The Halfway Point
I’ve got the drive from Kansas City to Quitman down pat. From Kansas to Texas in a day behind the wheel. Give or take a few klicks, it’s 475 miles and I figure I’ll get an exact measurement on my next trip. In fact, I’ll check my exact mileage on the way down and stay alert to find the exact mid-point on my way back … something to kill time and mark distance. Something for the brain to do while my butt goes numb. Like watching for the odometer to roll over from five nines to a one and five zeroes … something I missed on last my drive to Texas. Who knows? Maybe numbness traveled up my spinal cord all the way to my aforementioned brain.

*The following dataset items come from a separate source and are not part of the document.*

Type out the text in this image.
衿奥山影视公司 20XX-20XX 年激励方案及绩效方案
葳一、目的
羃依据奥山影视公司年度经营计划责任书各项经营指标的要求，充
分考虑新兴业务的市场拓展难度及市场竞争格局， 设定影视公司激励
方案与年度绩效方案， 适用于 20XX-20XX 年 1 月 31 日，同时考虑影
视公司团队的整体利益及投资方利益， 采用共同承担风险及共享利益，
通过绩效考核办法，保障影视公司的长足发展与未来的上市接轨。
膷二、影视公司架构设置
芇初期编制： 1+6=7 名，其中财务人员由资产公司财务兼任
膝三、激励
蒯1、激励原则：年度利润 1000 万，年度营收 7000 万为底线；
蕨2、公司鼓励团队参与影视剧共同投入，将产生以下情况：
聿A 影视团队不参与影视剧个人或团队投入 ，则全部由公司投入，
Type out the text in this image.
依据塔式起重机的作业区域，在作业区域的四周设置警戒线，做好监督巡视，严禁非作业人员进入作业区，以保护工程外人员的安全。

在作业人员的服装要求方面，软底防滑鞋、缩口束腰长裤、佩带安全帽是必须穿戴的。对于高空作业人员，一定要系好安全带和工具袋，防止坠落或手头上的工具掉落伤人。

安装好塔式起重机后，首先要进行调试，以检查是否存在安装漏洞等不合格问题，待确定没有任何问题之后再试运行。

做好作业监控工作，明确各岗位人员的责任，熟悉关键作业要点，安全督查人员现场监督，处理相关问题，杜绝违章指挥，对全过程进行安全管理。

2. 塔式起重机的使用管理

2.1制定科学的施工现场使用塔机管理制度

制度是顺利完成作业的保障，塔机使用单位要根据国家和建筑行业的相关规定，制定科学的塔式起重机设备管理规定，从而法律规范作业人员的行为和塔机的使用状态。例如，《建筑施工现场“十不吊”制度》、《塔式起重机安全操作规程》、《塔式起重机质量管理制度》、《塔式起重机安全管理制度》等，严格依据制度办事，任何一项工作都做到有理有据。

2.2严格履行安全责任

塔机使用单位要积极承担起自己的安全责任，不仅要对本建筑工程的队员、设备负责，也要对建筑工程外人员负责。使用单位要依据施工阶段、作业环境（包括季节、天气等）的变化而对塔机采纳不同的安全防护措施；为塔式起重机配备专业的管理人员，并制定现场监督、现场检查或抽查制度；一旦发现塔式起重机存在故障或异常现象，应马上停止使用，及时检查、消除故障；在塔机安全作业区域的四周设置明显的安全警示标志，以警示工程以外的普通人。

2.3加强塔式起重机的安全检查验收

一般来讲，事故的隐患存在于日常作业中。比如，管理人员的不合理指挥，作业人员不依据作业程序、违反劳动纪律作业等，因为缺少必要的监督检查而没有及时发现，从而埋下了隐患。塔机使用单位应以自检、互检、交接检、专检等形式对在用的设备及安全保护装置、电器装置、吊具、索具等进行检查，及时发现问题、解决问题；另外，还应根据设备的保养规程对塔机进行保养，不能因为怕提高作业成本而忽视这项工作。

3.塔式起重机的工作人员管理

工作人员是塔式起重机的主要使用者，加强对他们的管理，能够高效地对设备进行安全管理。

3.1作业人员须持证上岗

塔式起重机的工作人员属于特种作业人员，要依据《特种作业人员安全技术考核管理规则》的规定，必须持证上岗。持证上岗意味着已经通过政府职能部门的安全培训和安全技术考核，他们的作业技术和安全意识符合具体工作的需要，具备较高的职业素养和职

My dad marvels that I can do the trip with no apparent after-effects. I’ve learned not to mention the soreness in my after-effect because he doesn’t need me pointing out the obvious and that kind of comment makes my mother frown in the manner I’ve known my whole life. No one cares about my after-effect so I stay mum about my bum.
Some wonder why I drive in lieu of flying. Normal people fly places and to spend a whole day behind the wheel seems like a poorly thought out plan. Here’s my reasoning: I’m already an hour from my own airport and by the time I pad the time needed to board the plane to jump through all the security hoops at the airport and stand in the cattle lines waiting to get to my seat and jockey for my allotted skimpy overhead storage, I would be almost to Oklahoma before the plane could lift off the runway. The flight’s not all that long, but then I’d have to rent a car and drive two more hours to get to my folks’ house. See what I mean, it’s one or the other and I wouldn’t save a dime or the time that would tilt flying over driving. So I drive.
It’s eight hours of driving if you don’t stop for anything other than emptying one tank and filling the other. “Making good time” is accomplished by eating a burger behind the wheel, but only when the gas tank needs filling. Neither my wife nor my kids want to do this, so of course, if they’re along, it’s a nine-hour drive.
Alone, I bring a couple of books on tape to listen to along with a mix of blues and either Clapton or Los Lonely Boys or both to add a good rhythm to the drive. I open the sunroof and turn up the sound and try not to drive faster than the troopers will allow.
Here’s the other trick I use: I don’t think of the trip as a whole, only in measured segments. Kansas City to Joplin. Joplin to Big Cabin. Big Cabin to Muskogee. Muskogee past the lake district to McAlester. The Indian Nation Turnpike where I can zoom along at 75 mph or better to Hugo and across the state line. State line to Paris. Paris to Sulphur Springs. Then the final half hour includes crossing the best bass fishing lake in Texas and into Quitman. Not much of a trick but necessary to keep the boredom from turning into despair.
Halfway points are powerful business, don’t you know? Most of my friends would claim they’re at the halfway point in life although if we were to apply some scientific method to study this issue, we’d learn all too late that we can see the sign markers for halfway in our rearview mirrors - we just don’t know it yet.
Halfway through a semester is marked by mid-terms. Halfway through a round of golf is a driveby to the clubhouse and maybe a quick sandwich before teeing it up again on Hole Ten. Halfway through the summer is a solstice but hardly noticable to the average person.
I’m halfway through my sabbatical this week. Where did it go, this first half? Overly critical questions bubble up in my brain asking me whether I’ve done half of what I intended to do. Have I read enough? Have I written a single blessed word as I said I would? Have I rested enough? If this is halfway in time, but not halfway in accomplishment, what rest will there be in the last six and a half weeks?
In my readings, I’ve learned there is a whole rich field of psychology dealing with halfway points. Mostly in life, careers, and family. Almost all of it is fought in the soul and in the brain.
Here’s my promise … I won’t vow I’ll get all the things done I claimed I’d do. Sabbaticals are about breaking free, not about producing more “things.” If I write, I write. If I read book after book after book, so be it. If I study all I said I’d like to study, put a big gold star after my name and pat me on the head.
In the language of the sabbath woven into the heart of a sabbatical, there’s no shame in slowing down to rest and recharge. Sabbaticals aren’t really about any of those things, they’re about rekindling the fire. That’s what I will pay attention to in these less-than-seven weeks ahead.